Mais un soir, où la messe était à cinq heures en automne, j’avais parlé à tous les enfants, plus précisément, de la beauté du saint sacrifice. Nous l’attendions maintenant à la chapelle. L’ornement était blanc. Le Père était parfois, avant la messe, un peu nerveux à la sacristie, les jours de grande fatigue. Quand il entrait pour le saint sacrifice, c’était l’homme transfiguré. Ce soir-là, pourquoi, avant le premier signe de croix et ce salut dominicain si gracieux à l’autel, se tourna-t-il vers les enfants pour leur dire, avec une expression qui n’était pas de la terre : « Je viens à vous, sous ces ornements, mes enfants, parce que je ne suis plus moi-même, je suis revêtu de Jésus-Christ, pour Le consacrer dans son sacrifice, en son propre nom. »

Et il dit la messe. Quand ses mains si distinguées élevèrent la divine hostie, un rayon de notre soleil d’automne (auquel il reprochait parfois, en homme du Midi, plaisamment, sa pâleur) vint éclairer les deux mains aussi blanches que les espèces de la sainte victime. La vision en resta dans les cœurs.

Une autre apparition : le jeudi saint chez nous, où son épuisement devait être extrême, au lavement des pieds des douze (entre sept et dix ans), une joie vive, grave, anima son visage et ses gestes, on l’eût dit plein de vigueur ; il fit le service du Seigneur, comme le Seigneur ; il voulut laver les deux pieds et aussi les mains (ainsi, nous dit-il, doit faire un Frère prêcheur) et, si peu symboliquement, que les serviettes se succédaient, offertes par les acolytes pour cet humble office réellement accompli.

Le lendemain, nous le vîmes, et nous ne l’oublierons jamais, au découvrement de la Croix, transfiguré de compassion pour son Sauveur, debout, montrant l’un après l’autre les membres crucifiés.
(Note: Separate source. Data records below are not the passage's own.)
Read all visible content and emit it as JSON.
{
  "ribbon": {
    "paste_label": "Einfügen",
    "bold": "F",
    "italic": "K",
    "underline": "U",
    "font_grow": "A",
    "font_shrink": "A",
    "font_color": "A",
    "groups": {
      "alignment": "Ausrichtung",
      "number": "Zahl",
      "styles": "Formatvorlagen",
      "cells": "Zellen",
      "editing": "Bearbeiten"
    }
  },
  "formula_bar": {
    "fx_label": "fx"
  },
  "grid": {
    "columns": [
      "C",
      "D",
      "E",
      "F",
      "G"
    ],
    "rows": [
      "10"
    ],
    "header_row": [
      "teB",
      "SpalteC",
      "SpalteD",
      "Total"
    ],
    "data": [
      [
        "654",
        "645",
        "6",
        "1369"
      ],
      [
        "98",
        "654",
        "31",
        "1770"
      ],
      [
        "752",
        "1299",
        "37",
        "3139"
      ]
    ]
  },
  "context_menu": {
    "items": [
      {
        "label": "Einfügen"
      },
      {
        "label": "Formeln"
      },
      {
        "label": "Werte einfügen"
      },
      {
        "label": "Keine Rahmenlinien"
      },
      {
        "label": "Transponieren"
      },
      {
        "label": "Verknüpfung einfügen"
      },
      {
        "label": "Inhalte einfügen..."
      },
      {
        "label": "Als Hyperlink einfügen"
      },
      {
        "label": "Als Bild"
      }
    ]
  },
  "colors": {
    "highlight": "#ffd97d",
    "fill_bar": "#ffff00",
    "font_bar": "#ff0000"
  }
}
Le lundi de Pâques, il n’avait plus la force de marcher.

Encore une vision : au chapelet des grands, le soir, à la chapelle, une petite homélie de pure tendresse à la Sainte Vierge : « Voyez mes enfants, le chapelet, c’est surtout un moment que l’âme vient passer avec Elle. »

Luce Quenette, Parmi nous, dans le n° 206 de la revue Itinéraires (septembre-octobre 1976).